Ducking the Question

Everyone has heard of the ducking stool, used in the good old days to inflict a particularly humiliating form of punishment on wrongdoers.

In Heptonstall, however, folk did things differently and there a device named the cucking stool served as the instrument of torture.

Evidence for this is provided in the Constable’s Accounts for February 23 1717 which list: "Pd to William Cockroft for a Poulle (pulley) for ye Cuckstool….8d.’’

Many claimed that ducking and cucking stools were one and the same thing, pointing to references from all over the country of people being placed in the cucking stool and ducked in water.

But other authorities argued that there were distinct differences between the two.

According to an account originating in Leicester in 1467 the cucking stool was a chair in which the culprit was fastened and then suspended aloft by means of a pulley.

This machine was sometimes placed in front of the culprit’s door and other times mounted on wheels and trundled through the streets, where he or she was exposed to the derision of the townsfolk.

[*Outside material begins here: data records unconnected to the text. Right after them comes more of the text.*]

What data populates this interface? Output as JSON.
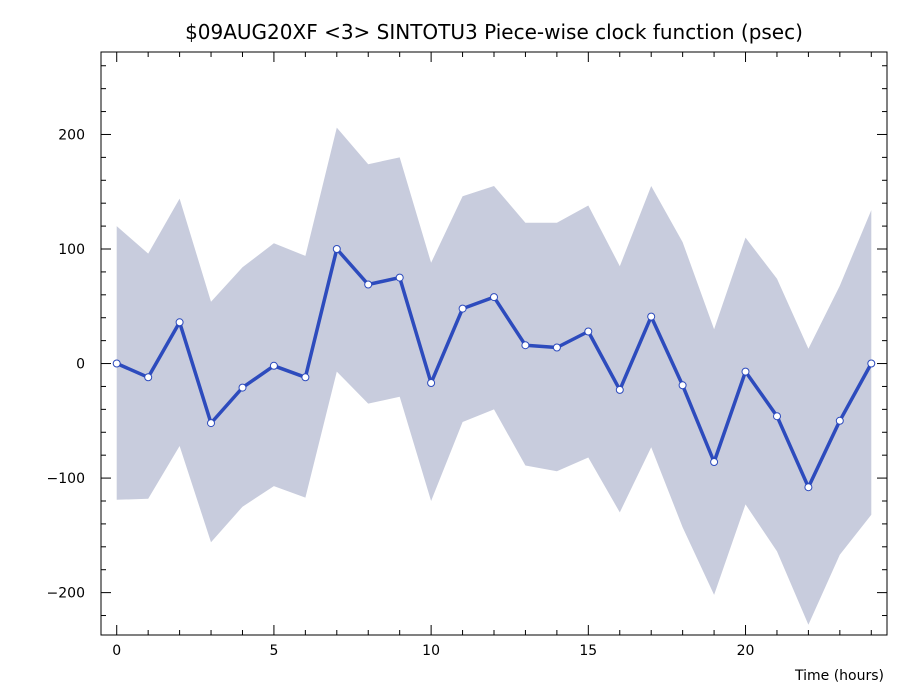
{
  "chart_data": {
    "type": "line",
    "title": "$09AUG20XF <3>  SINTOTU3  Piece-wise clock function (psec)",
    "xlabel": "Time (hours)",
    "ylabel": "",
    "xlim": [
      -0.5,
      24.5
    ],
    "ylim": [
      -237,
      272
    ],
    "x_ticks": [
      0,
      5,
      10,
      15,
      20
    ],
    "x_tick_labels": [
      "0",
      "5",
      "10",
      "15",
      "20"
    ],
    "y_ticks": [
      -200,
      -100,
      0,
      100,
      200
    ],
    "y_tick_labels": [
      "−200",
      "−100",
      "0",
      "100",
      "200"
    ],
    "x_minor_step": 1,
    "y_minor_step": 20,
    "grid": false,
    "colors": {
      "line": "#2d4bbd",
      "band": "#c8ccdd",
      "marker_fill": "#ffffff",
      "frame": "#000000"
    },
    "x": [
      0,
      1,
      2,
      3,
      4,
      5,
      6,
      7,
      8,
      9,
      10,
      11,
      12,
      13,
      14,
      15,
      16,
      17,
      18,
      19,
      20,
      21,
      22,
      23,
      24
    ],
    "series": [
      {
        "values": [
          0,
          -12,
          36,
          -52,
          -21,
          -2,
          -12,
          100,
          69,
          75,
          -17,
          48,
          58,
          16,
          14,
          28,
          -23,
          41,
          -19,
          -86,
          -7,
          -46,
          -108,
          -50,
          0
        ],
        "band_upper": [
          120,
          96,
          144,
          54,
          84,
          105,
          94,
          206,
          174,
          180,
          88,
          146,
          155,
          123,
          123,
          138,
          85,
          155,
          106,
          30,
          110,
          74,
          13,
          68,
          134
        ],
        "band_lower": [
          -119,
          -118,
          -72,
          -156,
          -125,
          -107,
          -117,
          -7,
          -35,
          -29,
          -120,
          -51,
          -40,
          -89,
          -94,
          -82,
          -130,
          -73,
          -143,
          -202,
          -123,
          -164,
          -228,
          -167,
          -132
        ]
      }
    ]
  }
}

In some cases the wrongdoer was stripped naked beforehand and in the worst-case scenario, the seat was entirely absent making the punishment even more painful.

No record survives of who suffered the cucking stool in Heptonstall but the Constable’s Account gives detailed instructions as to the construction and maintenance of the device — and it’s hardly likely the good townsfolk would have gone to all that trouble and expense only to allow it to lie idle!